Sob o olhar de especialistas, há enormes rupturas na ordem econômica mundial. A economia global perdeu suas âncoras monetárias. Há uma incipiente e perversa modalidade inflacionária sob a forma de pressões de custo. Os financistas anglo- saxões insistem em pedalar sistemas financeiros como bicicletas. Os social-democratas europeus foram expulsos do paraíso por seus excessos. O capitalismo selvagem dos comunistas chineses deflagrou uma guerra mundial por empregos. E o mergulho de três bilhões de eurasianos nos mercados de trabalho, permitindo sua inclusão simultânea nos mercados globais de consumo de energia, comida e insumos básicos, disparou a recente e brutal elevação dos preços dos recursos naturais em relação aos salários em todo o mundo.
“A comida e a energia lideram as elevações de preços. A causa dessas altas de preços sempre foi a melhoria dos padrões de vida. Essas melhores condições materiais ocorrem em meio a expansões dos mercados de trabalho. Essas grandes ondas de elevações de preços foram sempre marcadas pela prosperidade das massas”, registra Hackett Fischer, em “As grandes ondas de preços e o ritmo da História” (1996). Não há qualquer mistério: bilhões de indivíduos agora “incluídos” na economia global estão ao mesmo tempo derrubando salários e fazendo disparar os preços de alimentos e recursos naturais.

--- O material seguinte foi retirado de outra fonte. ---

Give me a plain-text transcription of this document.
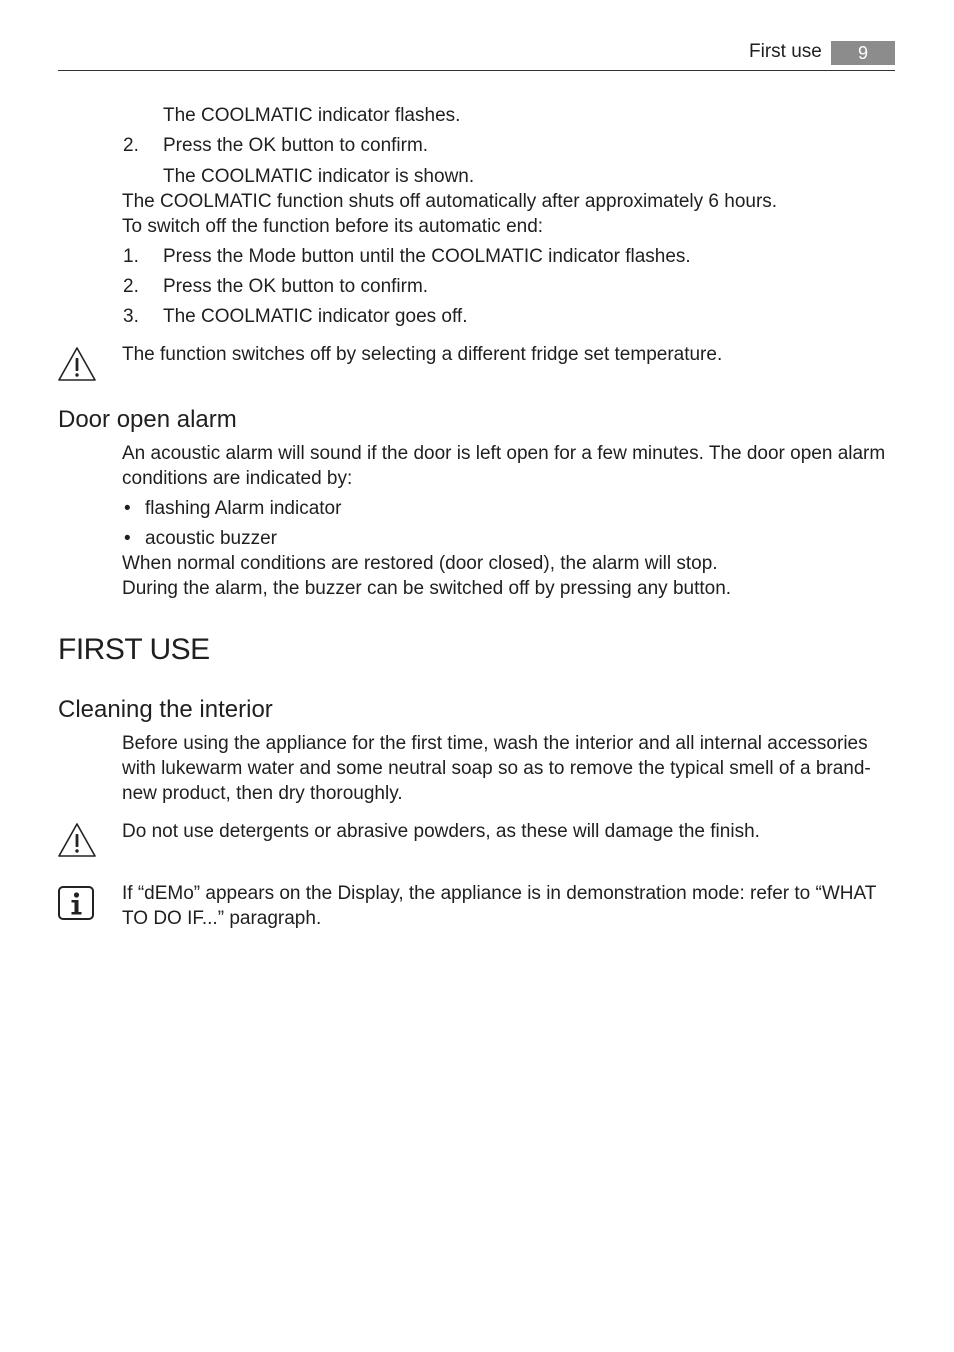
First use	9
The COOLMATIC indicator flashes.
2. Press the OK button to confirm.
The COOLMATIC indicator is shown.
The COOLMATIC function shuts off automatically after approximately 6 hours.
To switch off the function before its automatic end:
1. Press the Mode button until the COOLMATIC indicator flashes.
2. Press the OK button to confirm.
3. The COOLMATIC indicator goes off.
The function switches off by selecting a different fridge set temperature.
Door open alarm
An acoustic alarm will sound if the door is left open for a few minutes. The door open alarm
conditions are indicated by:
• flashing Alarm indicator
• acoustic buzzer
When normal conditions are restored (door closed), the alarm will stop.
During the alarm, the buzzer can be switched off by pressing any button.
FIRST USE
Cleaning the interior
Before using the appliance for the first time, wash the interior and all internal accessories
with lukewarm water and some neutral soap so as to remove the typical smell of a brand-
new product, then dry thoroughly.
Do not use detergents or abrasive powders, as these will damage the finish.
If “dEMo” appears on the Display, the appliance is in demonstration mode: refer to “WHAT
TO DO IF...” paragraph.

Segundo Fischer, as perspectivas de desordem política e distúrbios sociais são um desdobramento inevitável desses aumentos extraordinários nos preços da comida e da energia. O filósofo inglês John Gray alerta em “Cachorros de palha” (2002): “O mundo globalizado é uma construção delicada. Uma população incomparavelmente maior que em qualquer outra época depende de rede de suprimentos muito ampla. Se quiser entender as guerras do século XXI, esqueça os conflitos ideológicos do século XX. Em vez disso, leia Malthus. As guerras futuras serão guerras por recursos naturais.”
Os distúrbios políticos no mundo árabe, do Norte da África ao Oriente Médio, são fenômenos complexos. São tempos revolucionários, vieram para ficar. O preço da comida e as novas tecnologias derrubam ditadores em série. Só não sabemos o que virá. Há o perigo de uma feroz disputa por petróleo. E também da ascensão política do fundamentalismo islâmico. Mas há esperança: a oportunidade de enorme avanço da região rumo à Grande Sociedade Aberta, da democracia e dos mercados.